Воротились мы на постоялый ранним утром, чуть еще солнышко показалось. В горнице, видно, еще спали; только немая работница за ворота вышла, позевывает да на восход крестится; да и та, увидевши нас, словно испугалась, и вдруг ни с того ни с сего в ворота шарахнулась… что за чудо! Однако Корней, должно быть, чутьем беду свою почуял и сам за ней следом ударился…
Только я уж застал, как он Федота допрашивал; вижу, на нем и звания лица нет, а Федот стоит у стены в одной рубашке, волосы это растрепаны, рожа немытая; стоит да под рукой его, ровно комар, топорщится.
— Куда убегла? сказывай! — говорит Корней.
И не то чтоб шибко выкрикивает, однако даже мне от его голосу жутко стало.
Ну, и Федотке, видно, не до разговоров пришлось; лепечет что-то про себя да руками разводит.

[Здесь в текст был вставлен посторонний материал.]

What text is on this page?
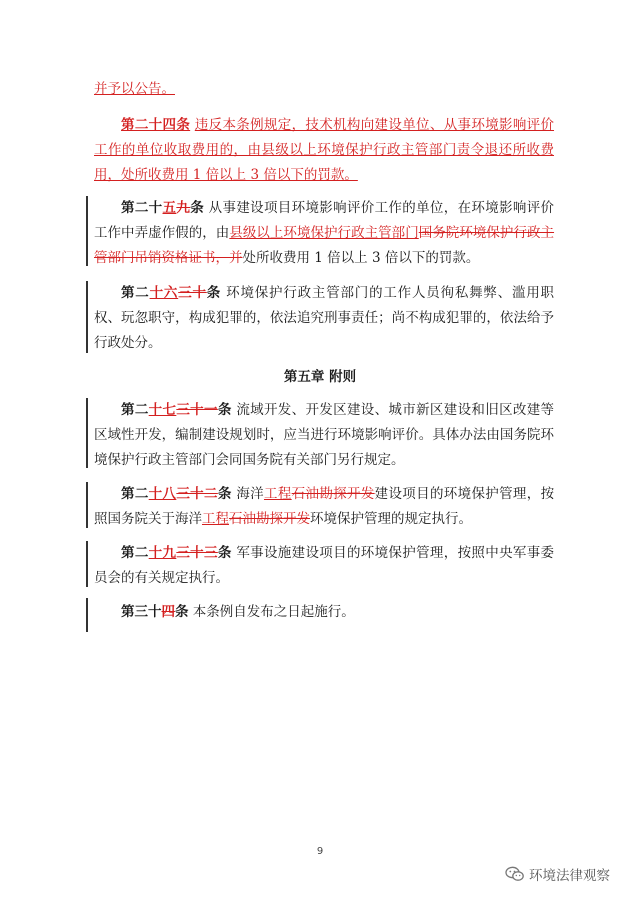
并予以公告。
第二十四条 违反本条例规定，技术机构向建设单位、从事环境影响评价工作的单位收取费用的，由县级以上环境保护行政主管部门责令退还所收费用，处所收费用 1 倍以上 3 倍以下的罚款。
第二十五九条 从事建设项目环境影响评价工作的单位，在环境影响评价工作中弄虚作假的，由县级以上环境保护行政主管部门国务院环境保护行政主管部门吊销资格证书，并处所收费用 1 倍以上 3 倍以下的罚款。
第二十六三十条 环境保护行政主管部门的工作人员徇私舞弊、滥用职权、玩忽职守，构成犯罪的，依法追究刑事责任；尚不构成犯罪的，依法给予行政处分。
第五章 附则
第二十七三十一条 流域开发、开发区建设、城市新区建设和旧区改建等区域性开发，编制建设规划时，应当进行环境影响评价。具体办法由国务院环境保护行政主管部门会同国务院有关部门另行规定。
第二十八三十二条 海洋工程石油勘探开发建设项目的环境保护管理，按照国务院关于海洋工程石油勘探开发环境保护管理的规定执行。
第二十九三十三条 军事设施建设项目的环境保护管理，按照中央军事委员会的有关规定执行。
第三十四条 本条例自发布之日起施行。
9
环境法律观察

— Продал ты, что ль, ее? — опять говорит Корней, — сказывай, сказывай же ты мне, аспид ты эдакой!
Собрал он его, братец ты мой, в охапку и грянул об пол. Уж топтал он, топтал, уж возил он его по полу-то, возил!.. Давно и душонка-то его смрадная, чай, в тартарары пошла, а он все сытости не чувствует… Возьмет это, поднимет его с полу, и опять обземь как шваркнет!
Ну, под конец и сам измаялся; грянулся это на лавку да как завопит, да застонет, аж вчуже меня холодный пот прошиб!
Часа через два мы этот проклятый постоялый двор со всех четырех углов зажгли. Так и сгорел со всеми пожитками; даже немая, по глупости своей, выбежать не успела…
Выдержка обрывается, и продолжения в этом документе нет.